The question at hand is:
Let $(x_i)_{1}^{n}$ be a finite sequence of positive numbers whose mean is
$m = \frac{1}{n}\sum_{i=1}^{n} x_i$
Use the fact that for each positive $t$, we have
$\log t \leq t − 1 $
to show that
$$ \frac{1}{n}\sum_{i=1}^{n} \log(x_i) \leq \log\biggl(\frac{1}{n}\sum_{i=1}^{n} x_i \biggr) = \log m$$
I know that this is a precursor to the AM-GM inequality but I am not allowed to use anything like Jensen's Inequality here, I have repeatedly tried to make the inequality work by applying it to each term in the sequence but have made very little progress.
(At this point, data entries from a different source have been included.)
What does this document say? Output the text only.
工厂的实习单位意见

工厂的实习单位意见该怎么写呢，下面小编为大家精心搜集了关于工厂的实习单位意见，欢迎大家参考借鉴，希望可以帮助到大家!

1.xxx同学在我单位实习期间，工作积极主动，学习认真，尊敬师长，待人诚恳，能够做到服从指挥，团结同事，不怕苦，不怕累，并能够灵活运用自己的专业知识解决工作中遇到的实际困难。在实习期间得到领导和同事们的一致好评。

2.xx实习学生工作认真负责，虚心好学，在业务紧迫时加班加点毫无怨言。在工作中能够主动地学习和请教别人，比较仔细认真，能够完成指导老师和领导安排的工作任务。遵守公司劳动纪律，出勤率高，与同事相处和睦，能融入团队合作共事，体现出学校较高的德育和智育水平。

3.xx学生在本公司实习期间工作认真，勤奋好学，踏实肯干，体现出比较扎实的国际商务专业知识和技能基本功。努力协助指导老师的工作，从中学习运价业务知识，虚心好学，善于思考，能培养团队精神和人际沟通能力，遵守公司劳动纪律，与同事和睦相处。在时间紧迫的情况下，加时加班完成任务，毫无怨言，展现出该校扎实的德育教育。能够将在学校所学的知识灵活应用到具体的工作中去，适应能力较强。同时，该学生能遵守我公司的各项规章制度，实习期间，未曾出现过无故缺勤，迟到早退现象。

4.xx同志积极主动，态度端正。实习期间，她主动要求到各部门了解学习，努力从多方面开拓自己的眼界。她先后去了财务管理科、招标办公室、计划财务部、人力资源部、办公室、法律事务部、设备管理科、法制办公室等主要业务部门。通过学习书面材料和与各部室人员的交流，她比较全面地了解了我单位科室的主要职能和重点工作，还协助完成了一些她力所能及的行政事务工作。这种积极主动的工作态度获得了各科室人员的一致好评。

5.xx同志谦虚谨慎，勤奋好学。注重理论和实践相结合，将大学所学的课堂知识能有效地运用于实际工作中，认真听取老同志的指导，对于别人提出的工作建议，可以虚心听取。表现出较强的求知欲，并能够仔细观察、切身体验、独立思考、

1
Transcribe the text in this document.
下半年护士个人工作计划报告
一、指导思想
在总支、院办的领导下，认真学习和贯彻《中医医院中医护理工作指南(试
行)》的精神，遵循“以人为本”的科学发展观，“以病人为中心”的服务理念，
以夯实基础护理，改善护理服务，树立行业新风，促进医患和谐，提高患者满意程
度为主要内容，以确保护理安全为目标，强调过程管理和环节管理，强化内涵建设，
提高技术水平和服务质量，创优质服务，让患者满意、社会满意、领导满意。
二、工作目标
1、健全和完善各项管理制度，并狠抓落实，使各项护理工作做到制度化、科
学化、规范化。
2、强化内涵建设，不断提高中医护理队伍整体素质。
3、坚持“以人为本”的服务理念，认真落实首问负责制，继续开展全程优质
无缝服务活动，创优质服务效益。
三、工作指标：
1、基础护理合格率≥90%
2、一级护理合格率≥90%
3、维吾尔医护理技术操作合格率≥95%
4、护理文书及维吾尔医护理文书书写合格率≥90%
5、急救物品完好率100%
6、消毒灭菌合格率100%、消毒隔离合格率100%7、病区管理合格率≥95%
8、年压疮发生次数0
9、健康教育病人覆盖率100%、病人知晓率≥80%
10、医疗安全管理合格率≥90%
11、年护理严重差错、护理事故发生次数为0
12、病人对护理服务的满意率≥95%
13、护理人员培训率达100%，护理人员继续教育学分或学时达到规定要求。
The answer is probably quite straightforward but I would appreciate any guidance here. Thanks
You can apply the inequality $\log t \leq t − 1$ to the values $t = x_i / m$: $$ \begin{align} \left( \frac 1 n\sum_{i=1}^{n} \log(x_i)\right) - \log(m) &= \frac 1 n\sum_{i=1}^{n} \bigl( \log(x_i) - \log (m)\bigr) \\ &= \frac 1 n\sum_{i=1}^{n} \log \left( \frac{x_i}{m}\right) \\ &\le \frac 1 n\sum_{i=1}^{n} \left( \frac{x_i}{m} - 1\right) \\ &= 0 \, . \end{align} $$
Remark: The proof of Jensen's inequality for a concave function $\varphi$ essentially uses that the graph of a concave function lies below its tangent line at a suitable point. For $\varphi(t) = \log (t)$ that would $$ \log(t) \le \varphi(1) + (t-1) \varphi'(1) = t-1 \, . $$ So the above proof of the AM-GM inequality is a proof using Jensen's inequality in disguise.